StringSimilarity Arguments - Aster Analytics

Teradata Aster® Analytics Foundation User GuideUpdate 2

Product
Aster Analytics
Release Number
7.00.02
Published
September 2017
Language
English (United States)
Last Update
2018-04-17
dita:mapPath
uce1497542673292.ditamap
dita:ditavalPath
AA-notempfilter_pdf_output.ditaval
dita:id
B700-1022
lifecycle
previous
Product Category
Software
ComparisonColumnPairs
Specifies pairs of input table columns that contain strings to compare (column1 and column2), how to compare them (comparison_type), and (optionally) a constant and the name of the output column for their similarity (output_column). The similarity is a value in the range [0, 1].
For comparison_type, use one of these values:
  • 'jaro'

    Jaro distance.

  • 'jaro_winkler'

    Jaro-Winkler distance: 1 for an exact match, 0 otherwise.

  • 'n-gram'

    N-gram similarity. If you specify this comparison type, you can specify the value of N with constant.

  • 'LD'

    Levenshtein distance: the number of edits needed to transform one string into the other, where edits include insertions, deletions, or substitutions of individual characters.

You can specify a different comparison_type for every pair of columns.

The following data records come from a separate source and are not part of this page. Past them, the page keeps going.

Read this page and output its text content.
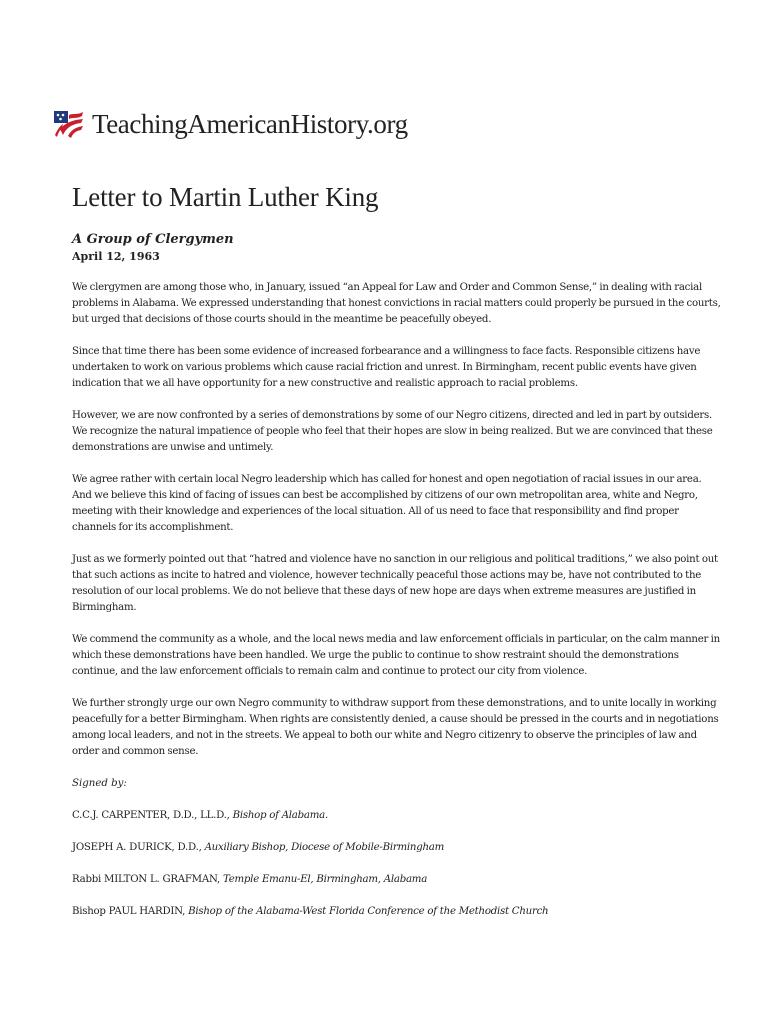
TeachingAmericanHistory.org
Letter to Martin Luther King
A Group of Clergymen
April 12, 1963

We clergymen are among those who, in January, issued “an Appeal for Law and Order and Common Sense,” in dealing with racial problems in Alabama. We expressed understanding that honest convictions in racial matters could properly be pursued in the courts, but urged that decisions of those courts should in the meantime be peacefully obeyed.

Since that time there has been some evidence of increased forbearance and a willingness to face facts. Responsible citizens have undertaken to work on various problems which cause racial friction and unrest. In Birmingham, recent public events have given indication that we all have opportunity for a new constructive and realistic approach to racial problems.

However, we are now confronted by a series of demonstrations by some of our Negro citizens, directed and led in part by outsiders. We recognize the natural impatience of people who feel that their hopes are slow in being realized. But we are convinced that these demonstrations are unwise and untimely.

We agree rather with certain local Negro leadership which has called for honest and open negotiation of racial issues in our area. And we believe this kind of facing of issues can best be accomplished by citizens of our own metropolitan area, white and Negro, meeting with their knowledge and experiences of the local situation. All of us need to face that responsibility and find proper channels for its accomplishment.

Just as we formerly pointed out that “hatred and violence have no sanction in our religious and political traditions,” we also point out that such actions as incite to hatred and violence, however technically peaceful those actions may be, have not contributed to the resolution of our local problems. We do not believe that these days of new hope are days when extreme measures are justified in Birmingham.

We commend the community as a whole, and the local news media and law enforcement officials in particular, on the calm manner in which these demonstrations have been handled. We urge the public to continue to show restraint should the demonstrations continue, and the law enforcement officials to remain calm and continue to protect our city from violence.

We further strongly urge our own Negro community to withdraw support from these demonstrations, and to unite locally in working peacefully for a better Birmingham. When rights are consistently denied, a cause should be pressed in the courts and in negotiations among local leaders, and not in the streets. We appeal to both our white and Negro citizenry to observe the principles of law and order and common sense.

Signed by:

C.C.J. CARPENTER, D.D., LL.D., Bishop of Alabama.

JOSEPH A. DURICK, D.D., Auxiliary Bishop, Diocese of Mobile-Birmingham

Rabbi MILTON L. GRAFMAN, Temple Emanu-El, Birmingham, Alabama

Bishop PAUL HARDIN, Bishop of the Alabama-West Florida Conference of the Methodist Church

Default: output_column is 'sim_i', where i is the sequence number of the column pair.

CaseSensitive
[Optional] Specifies whether string comparison is case-sensitive. Default: 'false'.

You can specify either one value for all pairs or one value for each pair. If you specify one value for each pair, the ith value applies to the ith pair.

Accumulate
[Optional] Specifies the names of input table columns to be copied to the output table.